Neopagans have nothing in common with their ancestors whatsoever. Their ancestors were a superstitious lot just trying to get through the seasons; they had kings who were sometimes practical people. Meanwhile, neopagans are bored live action roleplayers. It is impossible to truly give the ancients respect until we admit this. We can't correctly reconstruct their traditions and even if we could, we wouldn't be able to relate to them at all. They would not relate at all with us.

It is sad to think how many things were lost to time. But conversion to Christianity in Europe was not a single event or a uniform decision. It unfolded over centuries through a combination of political leadership, social change, missionary activity, and, at times, coercion. But the peoples of Europe did not simply disappear under Christianity. They changed within it. Practices, customs, and social structures were carried forward, adapted, and reinterpreted.

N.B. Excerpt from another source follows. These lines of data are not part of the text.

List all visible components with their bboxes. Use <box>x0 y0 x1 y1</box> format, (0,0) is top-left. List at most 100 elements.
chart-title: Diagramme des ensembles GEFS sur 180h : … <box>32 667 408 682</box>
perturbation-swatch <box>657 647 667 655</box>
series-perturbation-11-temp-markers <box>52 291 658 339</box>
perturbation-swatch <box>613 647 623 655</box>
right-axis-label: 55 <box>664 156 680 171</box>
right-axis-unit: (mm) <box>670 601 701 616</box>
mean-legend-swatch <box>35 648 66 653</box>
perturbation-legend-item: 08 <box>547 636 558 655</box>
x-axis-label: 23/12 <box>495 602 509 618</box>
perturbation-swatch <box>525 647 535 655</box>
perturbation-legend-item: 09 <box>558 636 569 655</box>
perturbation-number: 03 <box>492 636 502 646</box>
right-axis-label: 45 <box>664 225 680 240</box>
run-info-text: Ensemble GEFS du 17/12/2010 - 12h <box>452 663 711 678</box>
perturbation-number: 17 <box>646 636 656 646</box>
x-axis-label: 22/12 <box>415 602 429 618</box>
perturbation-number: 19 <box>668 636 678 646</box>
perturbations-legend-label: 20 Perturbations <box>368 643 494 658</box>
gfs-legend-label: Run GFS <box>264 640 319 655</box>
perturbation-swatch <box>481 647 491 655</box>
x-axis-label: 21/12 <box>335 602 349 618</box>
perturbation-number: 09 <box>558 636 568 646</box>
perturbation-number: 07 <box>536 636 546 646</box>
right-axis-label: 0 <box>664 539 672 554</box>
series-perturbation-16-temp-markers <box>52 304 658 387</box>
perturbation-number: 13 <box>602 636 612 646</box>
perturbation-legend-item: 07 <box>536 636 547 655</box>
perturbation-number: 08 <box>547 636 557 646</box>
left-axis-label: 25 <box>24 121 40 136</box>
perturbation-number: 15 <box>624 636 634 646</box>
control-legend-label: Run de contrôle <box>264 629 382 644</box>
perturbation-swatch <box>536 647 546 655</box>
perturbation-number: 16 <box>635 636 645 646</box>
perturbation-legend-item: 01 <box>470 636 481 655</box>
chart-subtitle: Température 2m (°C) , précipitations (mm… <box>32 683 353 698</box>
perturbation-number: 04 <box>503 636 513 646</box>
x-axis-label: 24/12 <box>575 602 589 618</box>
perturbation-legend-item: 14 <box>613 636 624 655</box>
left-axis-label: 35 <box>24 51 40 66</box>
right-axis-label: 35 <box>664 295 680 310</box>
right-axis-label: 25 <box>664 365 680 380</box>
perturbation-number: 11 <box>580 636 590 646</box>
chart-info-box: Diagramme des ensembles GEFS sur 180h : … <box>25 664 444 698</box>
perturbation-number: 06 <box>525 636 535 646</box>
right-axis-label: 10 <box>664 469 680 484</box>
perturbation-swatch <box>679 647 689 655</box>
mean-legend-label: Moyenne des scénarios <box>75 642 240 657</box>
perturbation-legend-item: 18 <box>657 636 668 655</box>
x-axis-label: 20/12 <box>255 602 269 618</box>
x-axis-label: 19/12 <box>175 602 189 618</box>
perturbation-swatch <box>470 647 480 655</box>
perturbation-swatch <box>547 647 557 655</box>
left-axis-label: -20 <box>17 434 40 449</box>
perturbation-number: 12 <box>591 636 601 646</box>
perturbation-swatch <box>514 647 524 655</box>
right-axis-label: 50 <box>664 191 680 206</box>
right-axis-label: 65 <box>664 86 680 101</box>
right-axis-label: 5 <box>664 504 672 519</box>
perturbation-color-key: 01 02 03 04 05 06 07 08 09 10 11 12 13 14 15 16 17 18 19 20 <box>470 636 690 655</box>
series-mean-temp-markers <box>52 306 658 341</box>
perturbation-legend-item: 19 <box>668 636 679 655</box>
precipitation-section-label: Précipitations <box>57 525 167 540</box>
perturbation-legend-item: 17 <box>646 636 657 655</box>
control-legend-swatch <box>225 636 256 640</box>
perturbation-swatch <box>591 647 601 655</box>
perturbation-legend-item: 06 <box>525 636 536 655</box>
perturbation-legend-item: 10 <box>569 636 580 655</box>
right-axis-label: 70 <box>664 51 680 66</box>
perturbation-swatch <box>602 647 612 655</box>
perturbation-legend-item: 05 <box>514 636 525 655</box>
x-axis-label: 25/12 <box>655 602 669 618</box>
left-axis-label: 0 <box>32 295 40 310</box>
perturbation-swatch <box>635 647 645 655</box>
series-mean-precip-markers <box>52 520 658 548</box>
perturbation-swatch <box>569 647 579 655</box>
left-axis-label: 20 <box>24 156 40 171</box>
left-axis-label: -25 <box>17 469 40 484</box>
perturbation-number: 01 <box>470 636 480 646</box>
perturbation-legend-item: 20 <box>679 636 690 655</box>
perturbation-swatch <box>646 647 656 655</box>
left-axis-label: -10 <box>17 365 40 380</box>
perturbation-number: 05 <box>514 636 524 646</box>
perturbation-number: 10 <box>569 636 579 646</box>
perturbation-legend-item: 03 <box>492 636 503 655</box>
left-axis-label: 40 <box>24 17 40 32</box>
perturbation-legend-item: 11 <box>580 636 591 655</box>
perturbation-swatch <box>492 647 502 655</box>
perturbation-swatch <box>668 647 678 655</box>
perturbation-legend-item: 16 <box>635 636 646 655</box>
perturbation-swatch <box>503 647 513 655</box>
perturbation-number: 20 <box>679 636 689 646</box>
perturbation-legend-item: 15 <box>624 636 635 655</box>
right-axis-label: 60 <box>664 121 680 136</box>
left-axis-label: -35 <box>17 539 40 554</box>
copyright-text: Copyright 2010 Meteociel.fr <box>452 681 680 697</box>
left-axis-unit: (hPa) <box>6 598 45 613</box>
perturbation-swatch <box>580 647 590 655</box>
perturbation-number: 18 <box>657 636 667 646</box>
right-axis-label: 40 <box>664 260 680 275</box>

For many hundreds of years, pagans and Christians lived along side each other and influenced each other. Catholicism did not erase our ancestors. Our ancestors became Catholic.

"Honor your father and your mother, that your days may be long in the land..."


To know the ancients, one must study them, not imitate them.

Let us be scholars then and not mystics. There is no need to throw out our mythology books and topple our statues due to their pagan origins. Let's look at some Catholic scholars and manuscripts that were probably maintained by Catholic monks who helped us preserve our history.

We must be truly grateful to the Icelandic people who were much better at preserving this kind of thing than we were. The best the English people have is Bede, which is more interesting once you're ready for a full dosage of the Catholic pill.

There are also modern creators on YouTube that study Old Norse professionally like Jackson Crawford, who isn't Christian to my knowledge but continues the tradition of enjoying and celebrating the art, literature, and history in an academic way, which is very useful and the correct way to do it. He has published translations and audiobooks for the Poetic Edda that I recommend.

Once you see how much more interesting these subjects become when you treat them respectfully and with dignity, the natural progression is to move away from listening to neopagan charlatan gurus who pull everything they have to say about ancient pagans from their asses.